Arrêt de la Cour du 8 novembre 1990.
Commission des Communautés européennes contre République hellénique.
Manquement d'Etat - Inexécution de la directive 80/987/CEE du Conseil, du 20 octobre 1980 - Protection des travailleurs salariés en cas d'insolvabilité de l'employeur.
Affaire C-53/88.

Recueil de jurisprudence 1990 I-03917

ECLI identifier: ECLI:EU:C:1990:380

61988J0053

Arrêt de la Cour du 8 novembre 1990. - Commission des Communautés européennes contre République hellénique. - Manquement d'Etat - Inexécution de la directive 80/987/CEE du Conseil, du 20 octobre 1980 - Protection des travailleurs salariés en cas d'insolvabilité de l'employeur. - Affaire C-53/88.

Recueil de jurisprudence 1990 page I-03917


Sommaire
Parties
Motifs de l'arrêt
Décisions sur les dépenses
Dispositif

Mots clés


++++

Politique sociale - Rapprochement des législations - Protection des travailleurs en cas d' insolvabilité de l' employeur - Directive 80/987 - Champ d' application - Exclusions autorisées par la directive

( Directive du Conseil 80/987, art . 1er, § 2 )

Sommaire


L' article 1er, paragraphe 2, de la directive 80/987, relative à la protection des travailleurs salariés en cas d' insolvabilité de l' employeur, attribue aux États membres la faculté d' exclure, à titre exceptionnel, du champ d' application de la directive les créances de certaines catégories de travailleurs salariés .

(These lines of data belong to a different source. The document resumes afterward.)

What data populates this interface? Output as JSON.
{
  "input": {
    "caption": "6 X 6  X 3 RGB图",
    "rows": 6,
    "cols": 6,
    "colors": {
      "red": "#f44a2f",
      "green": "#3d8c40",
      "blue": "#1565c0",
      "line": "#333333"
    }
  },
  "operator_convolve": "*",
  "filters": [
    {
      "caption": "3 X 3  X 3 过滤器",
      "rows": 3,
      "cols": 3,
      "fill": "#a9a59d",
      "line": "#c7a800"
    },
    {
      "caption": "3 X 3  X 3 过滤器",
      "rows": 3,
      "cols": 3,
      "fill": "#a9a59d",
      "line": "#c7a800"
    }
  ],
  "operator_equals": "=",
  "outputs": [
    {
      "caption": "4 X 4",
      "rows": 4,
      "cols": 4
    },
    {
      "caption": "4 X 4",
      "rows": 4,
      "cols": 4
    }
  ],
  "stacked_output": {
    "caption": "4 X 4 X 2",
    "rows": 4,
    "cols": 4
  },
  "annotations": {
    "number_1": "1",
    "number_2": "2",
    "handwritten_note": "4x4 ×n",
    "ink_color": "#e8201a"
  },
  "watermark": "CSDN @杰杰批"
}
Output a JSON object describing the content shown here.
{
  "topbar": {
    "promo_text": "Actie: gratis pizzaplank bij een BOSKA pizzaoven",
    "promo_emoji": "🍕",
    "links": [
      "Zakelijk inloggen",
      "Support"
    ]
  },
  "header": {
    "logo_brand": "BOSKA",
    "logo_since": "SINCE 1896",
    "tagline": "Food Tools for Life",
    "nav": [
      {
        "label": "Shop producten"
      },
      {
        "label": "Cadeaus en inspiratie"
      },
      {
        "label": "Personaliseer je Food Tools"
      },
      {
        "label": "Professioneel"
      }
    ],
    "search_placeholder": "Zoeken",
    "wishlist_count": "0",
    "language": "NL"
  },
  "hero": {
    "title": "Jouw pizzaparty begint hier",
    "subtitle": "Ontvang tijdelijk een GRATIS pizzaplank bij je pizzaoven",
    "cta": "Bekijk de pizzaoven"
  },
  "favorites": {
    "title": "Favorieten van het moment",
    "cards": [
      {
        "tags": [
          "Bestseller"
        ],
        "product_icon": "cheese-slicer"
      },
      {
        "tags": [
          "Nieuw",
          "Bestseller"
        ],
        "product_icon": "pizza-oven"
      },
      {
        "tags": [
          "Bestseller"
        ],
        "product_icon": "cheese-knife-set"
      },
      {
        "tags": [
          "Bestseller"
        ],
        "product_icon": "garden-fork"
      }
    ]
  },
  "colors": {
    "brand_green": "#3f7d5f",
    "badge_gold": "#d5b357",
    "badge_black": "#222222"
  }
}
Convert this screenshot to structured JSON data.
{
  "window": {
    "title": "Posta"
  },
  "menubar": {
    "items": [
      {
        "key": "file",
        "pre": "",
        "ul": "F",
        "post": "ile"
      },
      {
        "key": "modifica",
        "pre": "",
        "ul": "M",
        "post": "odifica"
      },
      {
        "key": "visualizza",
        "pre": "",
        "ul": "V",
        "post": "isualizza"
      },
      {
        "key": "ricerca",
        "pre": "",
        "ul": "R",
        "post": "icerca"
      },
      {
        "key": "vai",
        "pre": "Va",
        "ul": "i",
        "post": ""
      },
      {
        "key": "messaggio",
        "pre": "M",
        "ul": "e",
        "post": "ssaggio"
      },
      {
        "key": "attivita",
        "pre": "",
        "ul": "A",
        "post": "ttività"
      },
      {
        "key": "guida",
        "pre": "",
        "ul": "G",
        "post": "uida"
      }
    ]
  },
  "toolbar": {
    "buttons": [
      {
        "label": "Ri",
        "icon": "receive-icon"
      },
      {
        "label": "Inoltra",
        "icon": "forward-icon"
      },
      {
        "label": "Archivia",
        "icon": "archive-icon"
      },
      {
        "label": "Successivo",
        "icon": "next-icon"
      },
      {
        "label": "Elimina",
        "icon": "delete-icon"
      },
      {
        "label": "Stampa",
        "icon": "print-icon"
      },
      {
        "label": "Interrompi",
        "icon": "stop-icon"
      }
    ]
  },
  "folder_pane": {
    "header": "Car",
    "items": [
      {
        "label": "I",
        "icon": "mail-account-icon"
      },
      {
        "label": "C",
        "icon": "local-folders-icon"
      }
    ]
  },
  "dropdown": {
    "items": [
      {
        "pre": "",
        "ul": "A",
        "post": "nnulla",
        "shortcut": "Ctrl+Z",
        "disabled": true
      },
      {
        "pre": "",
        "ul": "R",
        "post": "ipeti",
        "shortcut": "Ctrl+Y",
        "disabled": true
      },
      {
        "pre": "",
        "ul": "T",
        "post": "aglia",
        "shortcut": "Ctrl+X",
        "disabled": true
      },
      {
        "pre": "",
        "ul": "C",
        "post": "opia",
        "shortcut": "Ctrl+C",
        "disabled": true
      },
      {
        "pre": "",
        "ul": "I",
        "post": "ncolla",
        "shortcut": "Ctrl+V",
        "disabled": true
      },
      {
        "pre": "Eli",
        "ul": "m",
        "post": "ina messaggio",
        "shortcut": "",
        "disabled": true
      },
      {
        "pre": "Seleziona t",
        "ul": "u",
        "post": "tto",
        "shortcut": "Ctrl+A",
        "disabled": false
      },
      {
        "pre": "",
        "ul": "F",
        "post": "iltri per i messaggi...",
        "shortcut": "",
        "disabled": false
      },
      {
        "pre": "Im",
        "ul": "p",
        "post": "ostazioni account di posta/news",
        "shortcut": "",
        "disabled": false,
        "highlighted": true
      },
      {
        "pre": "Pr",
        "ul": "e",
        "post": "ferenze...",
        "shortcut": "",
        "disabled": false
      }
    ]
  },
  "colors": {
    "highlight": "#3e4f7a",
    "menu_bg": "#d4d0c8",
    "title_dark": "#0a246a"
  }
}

Lorsque l' exclusion est autorisée en raison de la nature particulière du contrat de travail ou de la relation de travail, elle n' est pas subordonnée à l' existence d' une forme de garantie autre que celle prévue par la directive mais assurant une protection équivalente . En revanche, lorsqu' elle est autorisée précisément en raison de l' existence d' une telle garantie, elle n' est possible que si le travailleur bénéficie d' une protection qui, tout en étant fondée sur un système dont les modalités diffèrent de celles prévues par la directive, lui assure les garanties essentielles définies par celle-ci .

Parties


Dans l' affaire C-53/88,

Commission des Communautés européennes, représentée par M . Dimitrios Gouloussis, conseiller juridique au service juridique de la Commission, et par Mme Maria Patakia, membre de son service juridique, ayant élu domicile à Luxembourg auprès de M . Guido Berardis, membre du service juridique de la Commission, Centre Wagner, Kirchberg,

partie requérante,

contre

République hellénique, représentée par M . Yannos Cranidiotis, secrétaire spécial au ministère des Affaires étrangères, assisté de Mme Ioanna Galanis-Maragkoudakis, avocat au service juridique pour les Communautés européennes du ministère des Affaires étrangères, ayant élu domicile au siège de l' ambassade de Grèce à Luxembourg, 117, Val Sainte-Croix,

partie défenderesse,

ayant pour objet de faire constater que, en omettant d' instaurer et de communiquer à la Commission, dans les délais prescrits, les mesures législatives, réglementaires et administratives nécessaires pour se conformer à l' ensemble des dispositions de la directive 80/987/CEE du Conseil, du 20 octobre 1980, relative à la protection des travailleurs salariés en cas d' insolvabilité de l' employeur ( JO L 283, p . 23 ), la République hellénique a manqué aux obligations qui lui incombent en vertu du traité CEE,

LA COUR,

composée de MM . O . Due, président, J . C . Moitinho de Almeida, G . C . Rodríguez Iglesias et M . Díez de Velasco, présidents de chambre, Sir Gordon Slynn, MM . C . N . Kakouris, F . Grévisse, M . Zuleeg et P . J . G . Kapteyn, juges,

avocat général : M . C . O . Lenz

greffier : Mme D . Louterman, administrateur principal

vu le rapport d' audience et suite à la procédure orale du 21 juin 1990,

ayant entendu l' avocat général en ses conclusions présentées à l' audience du 11 juillet 1990,

rend le présent

Arrêt

Motifs de l'arrêt


1 Par requête déposée au greffe de la Cour le 18 février 1988, la Commission des Communautés européennes a introduit, en vertu de l' article 169 du traité CEE, un recours visant à faire constater que, en omettant d' instaurer et de communiquer à la Commission, dans les délais prescrits, les mesures législatives, réglementaires et administratives nécessaires pour se conformer à l' ensemble des dispositions de la directive 80/987/CEE du Conseil, du 20 octobre 1980, relative à la protection des travailleurs salariés en cas d' insolvabilité de l' employeur ( JO L 283, p . 23 ), la République hellénique a manqué aux obligations qui lui incombent en vertu du traité CEE .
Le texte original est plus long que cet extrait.